Now we need to show the converse. So, let us assume that we can write one of the elements of $S$, say $\vec{v_i}$ as a linear combination of the rest. Then:
\[
\sum_{\substack{j=1\\j\neq i}}^m c_j\vec{v_j} = \vec{v_i}
\]
Let $c_i := -1$; subtracting $\vec{v_i}$ from both sides we get
\[
\sum_{\substack{j=1}}^m c_j\vec{v_j} = 0
\]
This shows that the set is linearly dependent as not all the constants are $0$ (in particular $c_i = -1\neq 0$). \qed
\item The question of whether a set of vectors is linearly dependent, since it's a question of whether a particular vector is a linear combination of others, can be rephrased as a question of systems of equations.

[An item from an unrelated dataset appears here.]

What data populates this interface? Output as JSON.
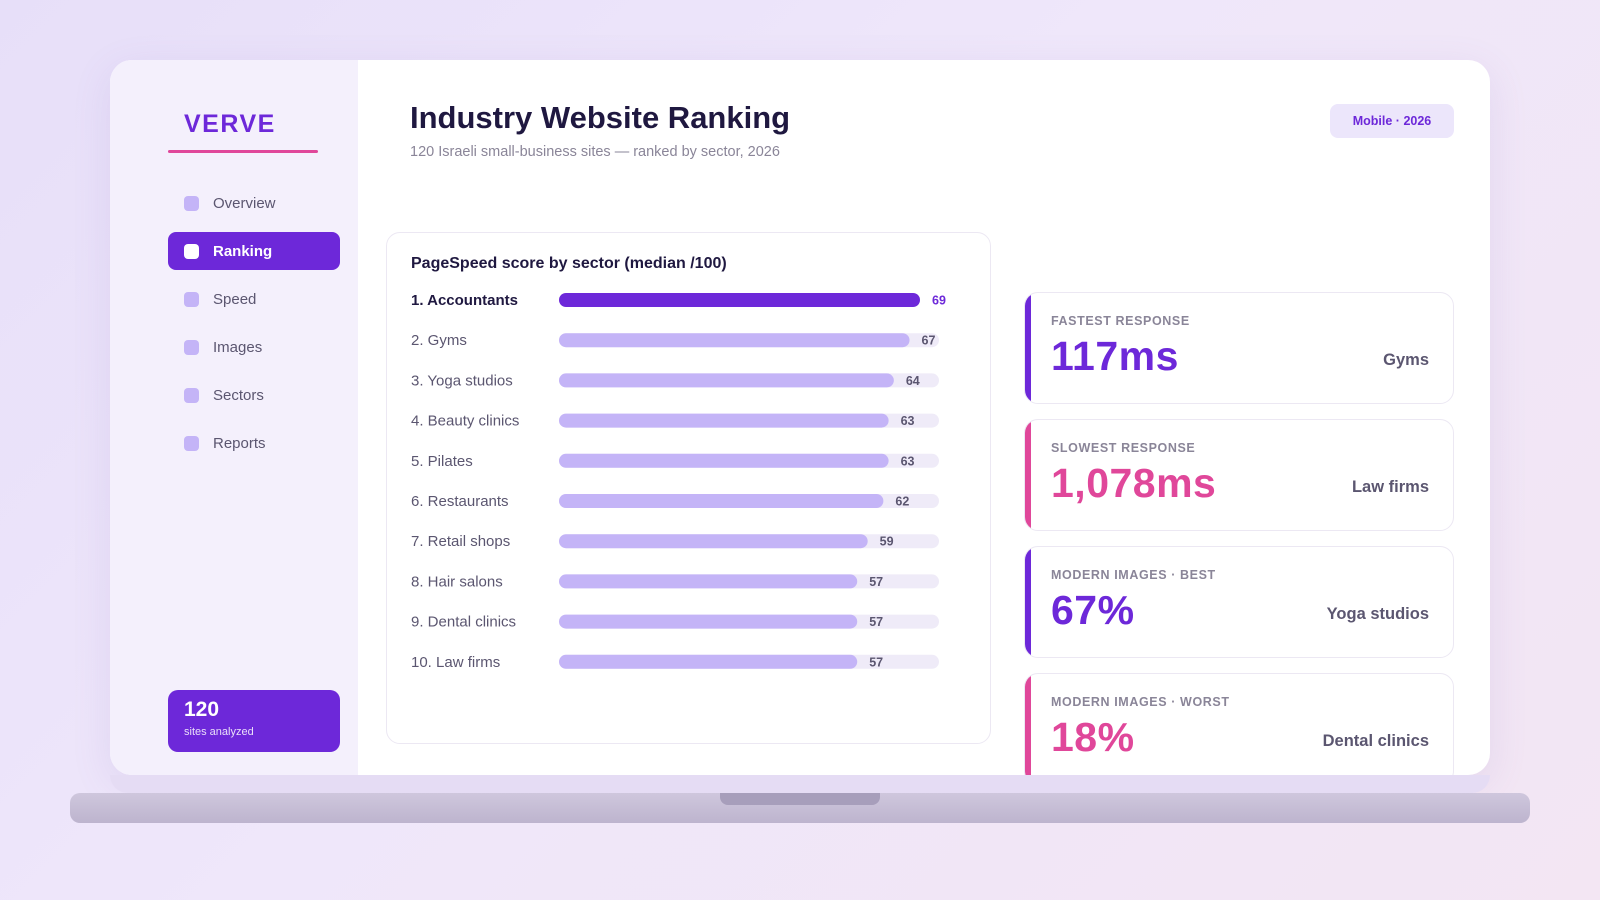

We call a system where all the constant terms are $0$ a \df{homogeneous system}.
\theorem A homogeneous solution either has $\vec 0$ as a unique solution, or has infinitely many solutions.
\proof Recall that any system of linear equations either has no, exactly one, or infinitely many solutions. Clearly, $\vec 0$ is one solution. Therefore, either that is a unique solution, or there are infinitely many. \qed
\theorem Consider a homogeneous system with $m$ equations and $n$ variables where $n > m$. Then there are infinitely many solutions.
\proof Clearly, the system is consistent since $\vec 0$ is a solution. The rank theorem tells us the number of free variables is equal to $n-\rank(A)$ where $A$ is the coefficient matrix. Clearly, $\rank(A) \leq m$ since the rank is the number of leading entries, and there can't be more leading entries then there are rows. Therefore $n-\rank(A) \geq n - m > 0$. Therefore, there is at least one free variable, which means there are infinitely many solutions.\qed
\remark The converse is not true; as an exercise come up with a homogeneous system with more equations than unknowns with a unique solution.
\item Because every homogeneous system has $\vec 0$ as a solution, we call that the \df{trivial solution}. Thus the question of whether a set of vectors is linearly dependent can be phrased as such:
\theorem Let $S = \s{\vec{v_1},\ldots \vec{v_n}}\subseteq \R^n$. Then $S$ is linearly dependent if and only if the system represented by the augmented matrix $(A\mid\vec 0)$ has a nontrivial solution.
\proof Obvious from what we know about translating systems to and from linear combinations of vectors.\qed
\end{itemize}
\end{document}